Tribune. If there is one element of predictable continuity from Donald Trump to Joe Biden, it is the Chinese question. The tone and method will obviously be different from the chaotic mode of action of the incumbent president, but his kicking into the anthill of an overly conciliatory American ruling elite with the Communist rival will leave more than a mark in future relations between the United States. two countries.
By openly pointing the finger at the cheating and commercialism of Communist China, while occasionally praising its authoritarian leader, Xi Jinping, Donald Trump has spoken freely and united Democrats and Republicans in new hostility to Beijing. Resonating as far as Brussels, where Commissioner Josep Borrell spoke of the naivety of Europeans, his abrasive style sounded the alarm.
Drawing lessons from the dialogue that the Bush Jr. team wanted to structure, the Obama presidency had already turned towards more firmness, by shifting the American military center of gravity towards the Pacific and by initiating a draft free treaty there. -exchange, the Trans-Pacific Partnership, a vector of economic and normative influence.
But for the past four years, economic rivalry, especially around technologies like 5G, has intensified. The strategic rivalry in Asia-Pacific raises fears of growing risks of conflict by lack of consultation with the Chinese leaders. And like a natural who would come back at a gallop, the long ignored ideological confrontation is reinstalling itself, in the light of the scandalous events in Hong Kong, the threats to Taiwan, and the tightening of technological surveillance of civil society during the health crisis. .

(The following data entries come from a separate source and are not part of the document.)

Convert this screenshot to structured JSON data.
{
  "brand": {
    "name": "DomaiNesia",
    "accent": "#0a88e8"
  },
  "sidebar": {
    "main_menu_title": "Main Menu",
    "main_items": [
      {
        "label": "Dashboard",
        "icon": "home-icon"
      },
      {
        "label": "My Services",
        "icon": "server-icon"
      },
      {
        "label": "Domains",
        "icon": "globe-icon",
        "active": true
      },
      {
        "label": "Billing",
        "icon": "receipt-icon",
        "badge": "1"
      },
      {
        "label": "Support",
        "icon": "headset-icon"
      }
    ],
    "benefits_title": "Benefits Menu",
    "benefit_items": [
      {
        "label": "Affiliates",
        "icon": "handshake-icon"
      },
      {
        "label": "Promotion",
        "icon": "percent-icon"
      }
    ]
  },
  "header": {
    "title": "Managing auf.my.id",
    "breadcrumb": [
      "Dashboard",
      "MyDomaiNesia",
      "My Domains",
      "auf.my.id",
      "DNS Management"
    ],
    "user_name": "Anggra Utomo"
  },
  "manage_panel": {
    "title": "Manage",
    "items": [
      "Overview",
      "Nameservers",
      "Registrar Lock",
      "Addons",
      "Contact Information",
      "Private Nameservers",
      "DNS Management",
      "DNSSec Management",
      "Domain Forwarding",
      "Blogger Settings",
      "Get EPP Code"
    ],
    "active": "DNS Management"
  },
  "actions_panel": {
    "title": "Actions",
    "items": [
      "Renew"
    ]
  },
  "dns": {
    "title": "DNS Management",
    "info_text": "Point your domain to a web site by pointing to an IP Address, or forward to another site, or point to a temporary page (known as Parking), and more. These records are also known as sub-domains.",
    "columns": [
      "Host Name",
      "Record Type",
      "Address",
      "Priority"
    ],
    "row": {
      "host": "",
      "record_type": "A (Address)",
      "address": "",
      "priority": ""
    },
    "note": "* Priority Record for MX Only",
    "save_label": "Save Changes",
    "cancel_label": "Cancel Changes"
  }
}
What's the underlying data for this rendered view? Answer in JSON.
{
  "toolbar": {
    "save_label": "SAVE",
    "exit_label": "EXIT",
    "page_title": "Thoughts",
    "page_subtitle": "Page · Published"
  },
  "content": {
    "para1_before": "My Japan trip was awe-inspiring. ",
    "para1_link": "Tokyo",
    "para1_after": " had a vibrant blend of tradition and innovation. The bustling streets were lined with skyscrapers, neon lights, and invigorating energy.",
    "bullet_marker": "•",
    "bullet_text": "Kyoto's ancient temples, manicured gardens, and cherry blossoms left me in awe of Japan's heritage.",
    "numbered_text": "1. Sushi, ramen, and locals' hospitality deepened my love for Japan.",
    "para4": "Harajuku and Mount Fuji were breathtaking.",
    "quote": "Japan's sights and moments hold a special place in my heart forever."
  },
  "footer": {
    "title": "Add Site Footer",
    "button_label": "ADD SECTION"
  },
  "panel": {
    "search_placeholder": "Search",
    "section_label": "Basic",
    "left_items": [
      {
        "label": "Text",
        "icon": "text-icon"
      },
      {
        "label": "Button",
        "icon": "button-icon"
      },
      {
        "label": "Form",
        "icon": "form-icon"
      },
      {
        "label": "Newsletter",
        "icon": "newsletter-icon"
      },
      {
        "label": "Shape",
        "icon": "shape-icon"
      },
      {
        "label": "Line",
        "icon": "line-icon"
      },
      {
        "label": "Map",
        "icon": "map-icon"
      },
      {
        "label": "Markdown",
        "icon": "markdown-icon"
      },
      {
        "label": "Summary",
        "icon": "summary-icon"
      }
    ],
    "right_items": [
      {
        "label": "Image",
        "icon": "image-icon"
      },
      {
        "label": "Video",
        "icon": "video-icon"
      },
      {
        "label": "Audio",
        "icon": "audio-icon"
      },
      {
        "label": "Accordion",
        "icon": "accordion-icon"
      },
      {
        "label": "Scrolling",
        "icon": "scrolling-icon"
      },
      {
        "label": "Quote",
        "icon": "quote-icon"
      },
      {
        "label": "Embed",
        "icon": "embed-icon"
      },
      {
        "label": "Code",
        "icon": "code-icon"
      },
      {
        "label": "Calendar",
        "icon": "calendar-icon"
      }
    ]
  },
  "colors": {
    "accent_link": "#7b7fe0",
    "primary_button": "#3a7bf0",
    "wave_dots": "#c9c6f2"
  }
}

For the Democrats who take the reins in Washington, the Sino-American antagonism will be as much an industrial and commercial battle as a political confrontation. The challenge is to make it a controlled confrontation to avoid any dramatic slippage.
A firm ideological approach against the state-party regime, but open economically to promote trade as fair as possible, against the Chinese competitive mode, would be relevant.
It would aim to encourage Beijing to carry out structural reforms towards more supervision and market transparency – for example in terms of intellectual property – which could benefit international operators present in China, while relaxing the tariff measures imposed on 360 billion goods. Chinese imported.